From the neurons that enable thought to the keratinocytes that make toenails grow, a complex canopy of sugar molecules envelop every living cell in the human body.
These complex carbohydrate chains, commonly known as glycans, perform a host of vital functions, providing the necessary machinery for cells to communicate, replicate and survive. It stands to reason, then, that when something goes wrong with a person’s glycans, something goes wrong with that person.
Now, researchers at UGA are learning how changes in normal glycan behavior are related to a rare, but fatal, lysosomal disease known as Niemann-Pick type C. The genetic disorder, also called NPC, prevents the body from metabolizing cholesterol properly. The findings were published recently in the PNAS Early Edition.
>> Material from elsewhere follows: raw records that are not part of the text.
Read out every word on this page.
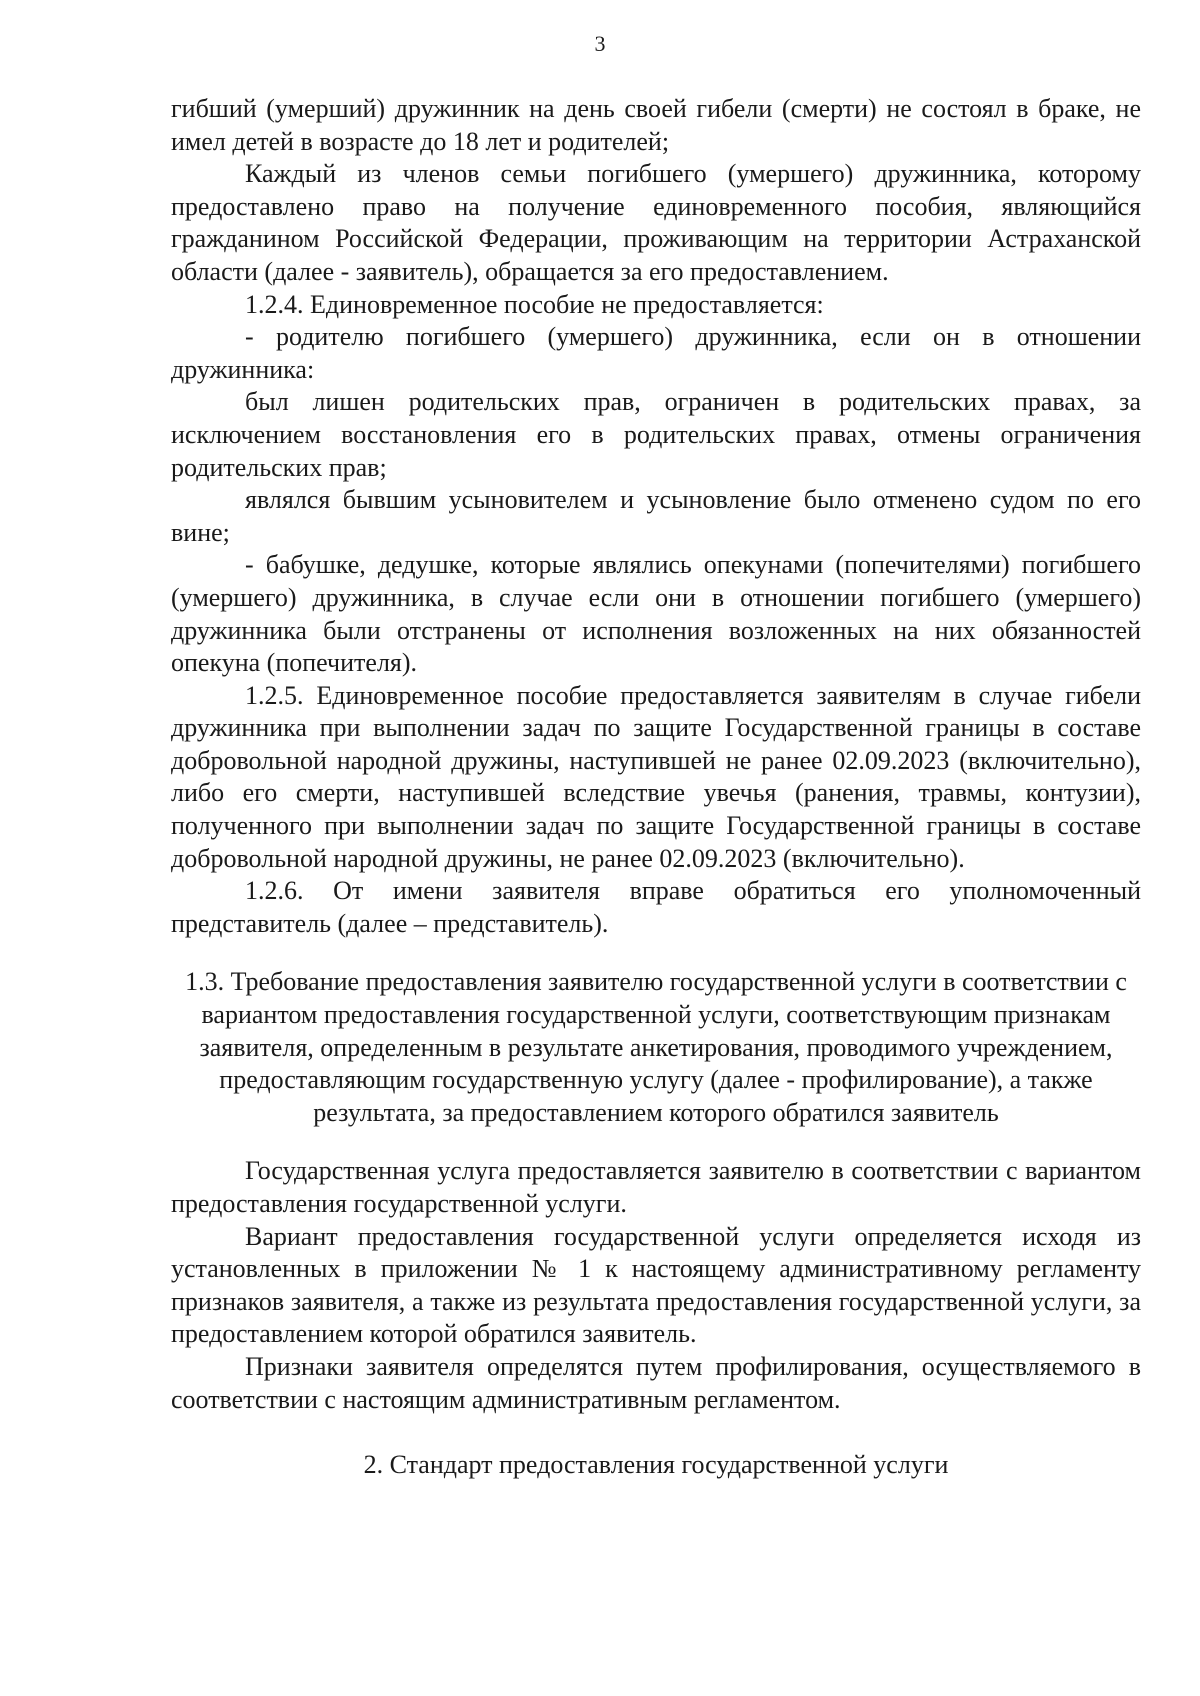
3

гибший (умерший) дружинник на день своей гибели (смерти) не состоял в браке, не имел детей в возрасте до 18 лет и родителей;

Каждый из членов семьи погибшего (умершего) дружинника, которому предоставлено право на получение единовременного пособия, являющийся гражданином Российской Федерации, проживающим на территории Астраханской области (далее - заявитель), обращается за его предоставлением.

1.2.4. Единовременное пособие не предоставляется:

- родителю погибшего (умершего) дружинника, если он в отношении дружинника:

был лишен родительских прав, ограничен в родительских правах, за исключением восстановления его в родительских правах, отмены ограничения родительских прав;

являлся бывшим усыновителем и усыновление было отменено судом по его вине;

- бабушке, дедушке, которые являлись опекунами (попечителями) погибшего (умершего) дружинника, в случае если они в отношении погибшего (умершего) дружинника были отстранены от исполнения возложенных на них обязанностей опекуна (попечителя).

1.2.5. Единовременное пособие предоставляется заявителям в случае гибели дружинника при выполнении задач по защите Государственной границы в составе добровольной народной дружины, наступившей не ранее 02.09.2023 (включительно), либо его смерти, наступившей вследствие увечья (ранения, травмы, контузии), полученного при выполнении задач по защите Государственной границы в составе добровольной народной дружины, не ранее 02.09.2023 (включительно).

1.2.6. От имени заявителя вправе обратиться его уполномоченный представитель (далее – представитель).

1.3. Требование предоставления заявителю государственной услуги в соответствии с вариантом предоставления государственной услуги, соответствующим признакам заявителя, определенным в результате анкетирования, проводимого учреждением, предоставляющим государственную услугу (далее - профилирование), а также результата, за предоставлением которого обратился заявитель

Государственная услуга предоставляется заявителю в соответствии с вариантом предоставления государственной услуги.

Вариант предоставления государственной услуги определяется исходя из установленных в приложении № 1 к настоящему административному регламенту признаков заявителя, а также из результата предоставления государственной услуги, за предоставлением которой обратился заявитель.

Признаки заявителя определятся путем профилирования, осуществляемого в соответствии с настоящим административным регламентом.

2. Стандарт предоставления государственной услуги
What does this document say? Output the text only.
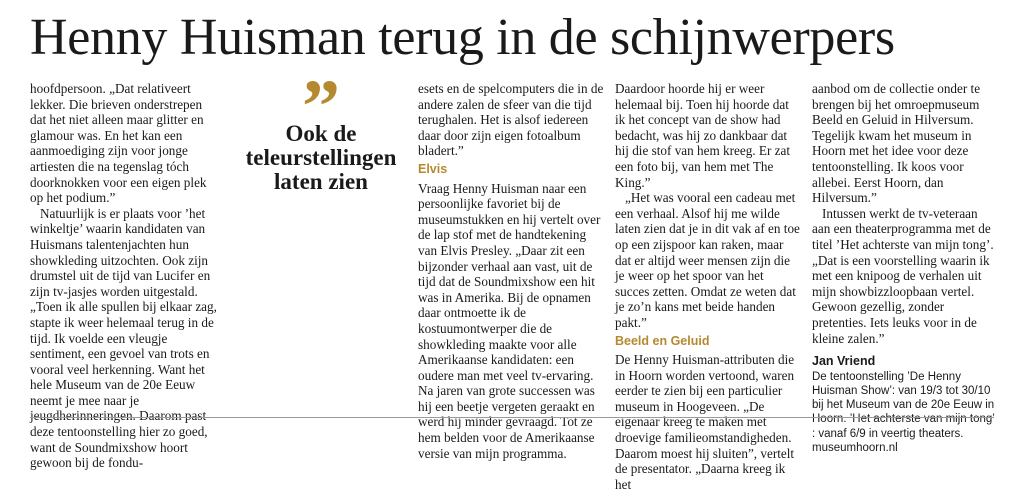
Henny Huisman terug in de schijnwerpers

hoofdpersoon. „Dat relativeert lekker. Die brieven onderstrepen dat het niet alleen maar glitter en glamour was. En het kan een aanmoediging zijn voor jonge artiesten die na tegenslag tóch doorknokken voor een eigen plek op het podium.”

Natuurlijk is er plaats voor ’het winkeltje’ waarin kandidaten van Huismans talentenjachten hun showkleding uitzochten. Ook zijn drumstel uit de tijd van Lucifer en zijn tv-jasjes worden uitgestald. „Toen ik alle spullen bij elkaar zag, stapte ik weer helemaal terug in de tijd. Ik voelde een vleugje sentiment, een gevoel van trots en vooral veel herkenning. Want het hele Museum van de 20e Eeuw neemt je mee naar je jeugdherinneringen. Daarom past deze tentoonstelling hier zo goed, want de Soundmixshow hoort gewoon bij de fondu-

Ook de teleurstellingen laten zien

esets en de spelcomputers die in de andere zalen de sfeer van die tijd terughalen. Het is alsof iedereen daar door zijn eigen fotoalbum bladert.”

Elvis

Vraag Henny Huisman naar een persoonlijke favoriet bij de museumstukken en hij vertelt over de lap stof met de handtekening van Elvis Presley. „Daar zit een bijzonder verhaal aan vast, uit de tijd dat de Soundmixshow een hit was in Amerika. Bij de opnamen daar ontmoette ik de kostuumontwerper die de showkleding maakte voor alle Amerikaanse kandidaten: een oudere man met veel tv-ervaring. Na jaren van grote successen was hij een beetje vergeten geraakt en werd hij minder gevraagd. Tot ze hem belden voor de Amerikaanse versie van mijn programma.

Daardoor hoorde hij er weer helemaal bij. Toen hij hoorde dat ik het concept van de show had bedacht, was hij zo dankbaar dat hij die stof van hem kreeg. Er zat een foto bij, van hem met The King.”

„Het was vooral een cadeau met een verhaal. Alsof hij me wilde laten zien dat je in dit vak af en toe op een zijspoor kan raken, maar dat er altijd weer mensen zijn die je weer op het spoor van het succes zetten. Omdat ze weten dat je zo’n kans met beide handen pakt.”

Beeld en Geluid

De Henny Huisman-attributen die in Hoorn worden vertoond, waren eerder te zien bij een particulier museum in Hoogeveen. „De eigenaar kreeg te maken met droevige familieomstandigheden. Daarom moest hij sluiten”, vertelt de presentator. „Daarna kreeg ik het

aanbod om de collectie onder te brengen bij het omroepmuseum Beeld en Geluid in Hilversum. Tegelijk kwam het museum in Hoorn met het idee voor deze tentoonstelling. Ik koos voor allebei. Eerst Hoorn, dan Hilversum.”

Intussen werkt de tv-veteraan aan een theaterprogramma met de titel ’Het achterste van mijn tong’. „Dat is een voorstelling waarin ik met een knipoog de verhalen uit mijn showbizzloopbaan vertel. Gewoon gezellig, zonder pretenties. Iets leuks voor in de kleine zalen.”

Jan Vriend

De tentoonstelling ’De Henny Huisman Show’: van 19/3 tot 30/10 bij het Museum van de 20e Eeuw in Hoorn. ’Het achterste van mijn tong’ : vanaf 6/9 in veertig theaters. museumhoorn.nl
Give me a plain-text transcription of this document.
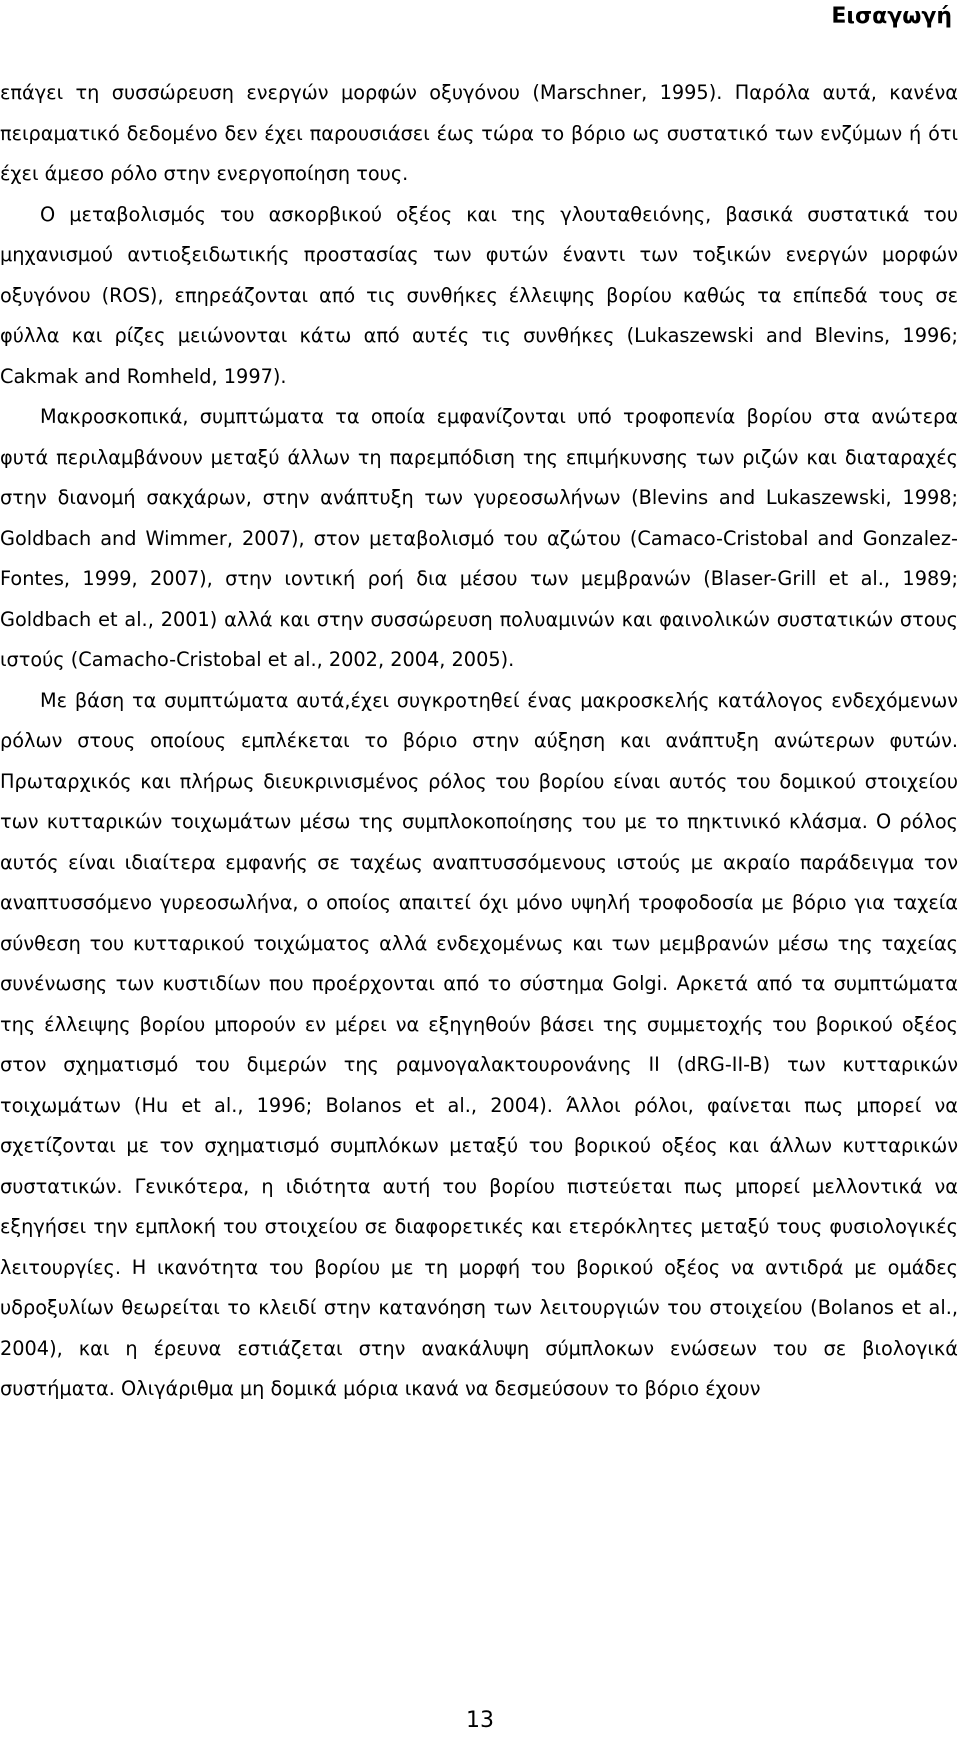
Εισαγωγή

επάγει τη συσσώρευση ενεργών μορφών οξυγόνου (Marschner, 1995). Παρόλα αυτά, κανένα πειραματικό δεδομένο δεν έχει παρουσιάσει έως τώρα το βόριο ως συστατικό των ενζύμων ή ότι έχει άμεσο ρόλο στην ενεργοποίηση τους.

Ο μεταβολισμός του ασκορβικού οξέος και της γλουταθειόνης, βασικά συστατικά του μηχανισμού αντιοξειδωτικής προστασίας των φυτών έναντι των τοξικών ενεργών μορφών οξυγόνου (ROS), επηρεάζονται από τις συνθήκες έλλειψης βορίου καθώς τα επίπεδά τους σε φύλλα και ρίζες μειώνονται κάτω από αυτές τις συνθήκες (Lukaszewski and Blevins, 1996; Cakmak and Romheld, 1997).

Μακροσκοπικά, συμπτώματα τα οποία εμφανίζονται υπό τροφοπενία βορίου στα ανώτερα φυτά περιλαμβάνουν μεταξύ άλλων τη παρεμπόδιση της επιμήκυνσης των ριζών και διαταραχές στην διανομή σακχάρων, στην ανάπτυξη των γυρεοσωλήνων (Blevins and Lukaszewski, 1998; Goldbach and Wimmer, 2007), στον μεταβολισμό του αζώτου (Camaco-Cristobal and Gonzalez-Fontes, 1999, 2007), στην ιοντική ροή δια μέσου των μεμβρανών (Blaser-Grill et al., 1989; Goldbach et al., 2001) αλλά και στην συσσώρευση πολυαμινών και φαινολικών συστατικών στους ιστούς (Camacho-Cristobal et al., 2002, 2004, 2005).

Με βάση τα συμπτώματα αυτά,έχει συγκροτηθεί ένας μακροσκελής κατάλογος ενδεχόμενων ρόλων στους οποίους εμπλέκεται το βόριο στην αύξηση και ανάπτυξη ανώτερων φυτών. Πρωταρχικός και πλήρως διευκρινισμένος ρόλος του βορίου είναι αυτός του δομικού στοιχείου των κυτταρικών τοιχωμάτων μέσω της συμπλοκοποίησης του με το πηκτινικό κλάσμα. Ο ρόλος αυτός είναι ιδιαίτερα εμφανής σε ταχέως αναπτυσσόμενους ιστούς με ακραίο παράδειγμα τον αναπτυσσόμενο γυρεοσωλήνα, ο οποίος απαιτεί όχι μόνο υψηλή τροφοδοσία με βόριο για ταχεία σύνθεση του κυτταρικού τοιχώματος αλλά ενδεχομένως και των μεμβρανών μέσω της ταχείας συνένωσης των κυστιδίων που προέρχονται από το σύστημα Golgi. Αρκετά από τα συμπτώματα της έλλειψης βορίου μπορούν εν μέρει να εξηγηθούν βάσει της συμμετοχής του βορικού οξέος στον σχηματισμό του διμερών της ραμνογαλακτουρονάνης ΙΙ (dRG-II-B) των κυτταρικών τοιχωμάτων (Hu et al., 1996; Bolanos et al., 2004). Άλλοι ρόλοι, φαίνεται πως μπορεί να σχετίζονται με τον σχηματισμό συμπλόκων μεταξύ του βορικού οξέος και άλλων κυτταρικών συστατικών. Γενικότερα, η ιδιότητα αυτή του βορίου πιστεύεται πως μπορεί μελλοντικά να εξηγήσει την εμπλοκή του στοιχείου σε διαφορετικές και ετερόκλητες μεταξύ τους φυσιολογικές λειτουργίες. Η ικανότητα του βορίου με τη μορφή του βορικού οξέος να αντιδρά με ομάδες υδροξυλίων θεωρείται το κλειδί στην κατανόηση των λειτουργιών του στοιχείου (Bolanos et al., 2004), και η έρευνα εστιάζεται στην ανακάλυψη σύμπλοκων ενώσεων του σε βιολογικά συστήματα. Ολιγάριθμα μη δομικά μόρια ικανά να δεσμεύσουν το βόριο έχουν

13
“We are learning that the problems associated with cholesterol trafficking in the cell lead to problems with glycans on the cell’s surface, and that causes a multitude of negative effects,” said Geert-Jan Boons, professor of chemistry in the Franklin College of Arts and Sciences and researcher at UGA’s Complex Carbohydrate Research Center.
Because NPC patients are unable to metabolize cholesterol, the waxy substance begins to accumulate in the brain.
This can lead to a host of serious problems, including neurodegeneration, which the researchers hypothesize may be caused by improper recycling of glycans on the surface of an NPC patient’s cells.
The researchers made these observations in fibroblasts taken from diseased patients. These cells most commonly are found in connective tissues and they play a vital role in wound healing.
However, researchers hope to continue their investigation into the effects of NPC by studying glycan behavior in neural cells, which make up the human brain.